Vorarlberger Jägerschaft wirft zum 100-Jährigen Blick in die Zukunft.

Gernot Schweigkofler

Feldkirch Die Vorarlberger Jägerschaft ist die Interessenvertretung der aktuell rund 2500 Vorarlberger Jäger und Jägerinnen. Der Verein feiert heuer sein 100-jähriges Bestehen, aus diesem Anlass wurde zu einem Pressegespräch in den Feldkircher Wildpark geladen. Die Aufgaben des Vereins sind die Organisation und Koordination sämtlicher Themen und Aufgaben im Zusammenhang mit der Jagd in Vorarlberg. Dazu gehören etwa die Aus- und Weiterbildung sowie Informationen und Serviceleistungen. Bekannt ist die Jägerschule, jedes Jahr machen rund hundert Personen die mehrmonatige Ausbildung zum Jäger, die sogenannte „Grüne Matura“.

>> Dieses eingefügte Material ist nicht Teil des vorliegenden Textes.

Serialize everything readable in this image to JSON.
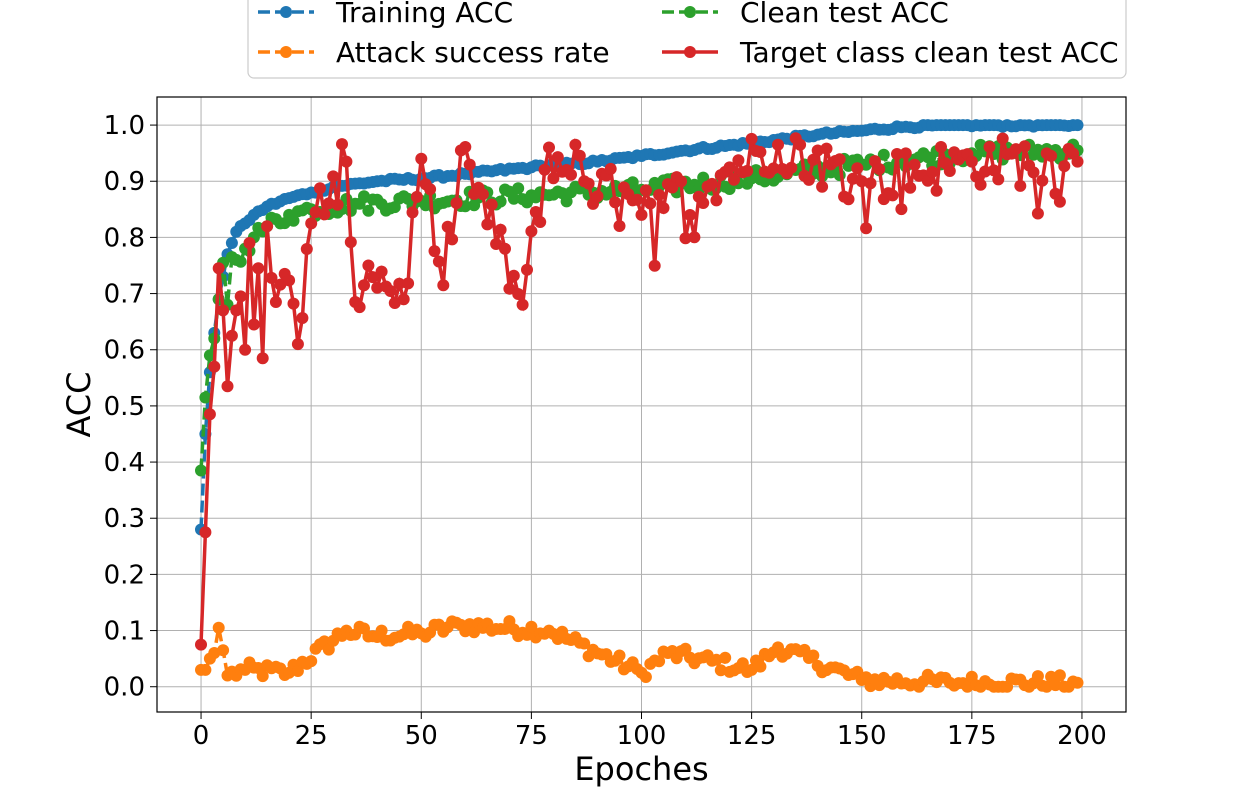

Die Jägerschaft verstehe sich aber auch als Interessenvertretung der Wildtiere, betont Landesjägermeister Christof Germann. Er macht sich Sorgen um die Lebensräume des Wildes. Früher sei beispielsweise der Walgau für das Rotwild ein Sommerstandort gewesen, heute erreichen die Tiere das Tal gar nicht mehr. Und auch in den Bergen werde der Druck auf das Wild immer größer, so etwa durch Tourengeher oder auch E-Mountainbiker. „Wenn die Jagd eine Zukunft haben soll, müssen wir uns aktiv für die Lebensräume der Tiere einsetzen“, hält Germann fest. Deshalb werde die Jägerschaft in Zukunft viel stärkeres Engagement in Richtung Naturschutz setzen. „Wir Jäger sind die Anwälte und Botschafter der Wildtiere“, meint der oberste Jäger. „Der Sinn der zeitgemäßen Jagd liegt in der Nachhaltigkeit.“ Neben dem Naturschutz liege der Vorarlberger Jägerschaft auch das Tierwohl am Herzen. Deshalb gehe man auch gegen unethisches Verhalten, wie jüngst eine umstrittene Treibjagd im Großen Walsertal, vor. „Jäger sollten eine Vorbildfunktion in allen Fragen der Jagdethik und des Umgangs mit der Natur ausüben“, betont Germann. Zudem werde man verstärkt mit der Universität für Bodenkultur zusammenarbeiten, hier will man sich fachliches Wissen für die Weiterentwicklung der Jägerschaft holen. „Aggressiven“ Naturschutz wird die Jägerschaft wohl nicht betreiben. „Es gibt keine eindimensionale Sichtweise, alle Seiten müssen gemeinsam an Lösungen arbeiten“, betont der Landesjägermeister.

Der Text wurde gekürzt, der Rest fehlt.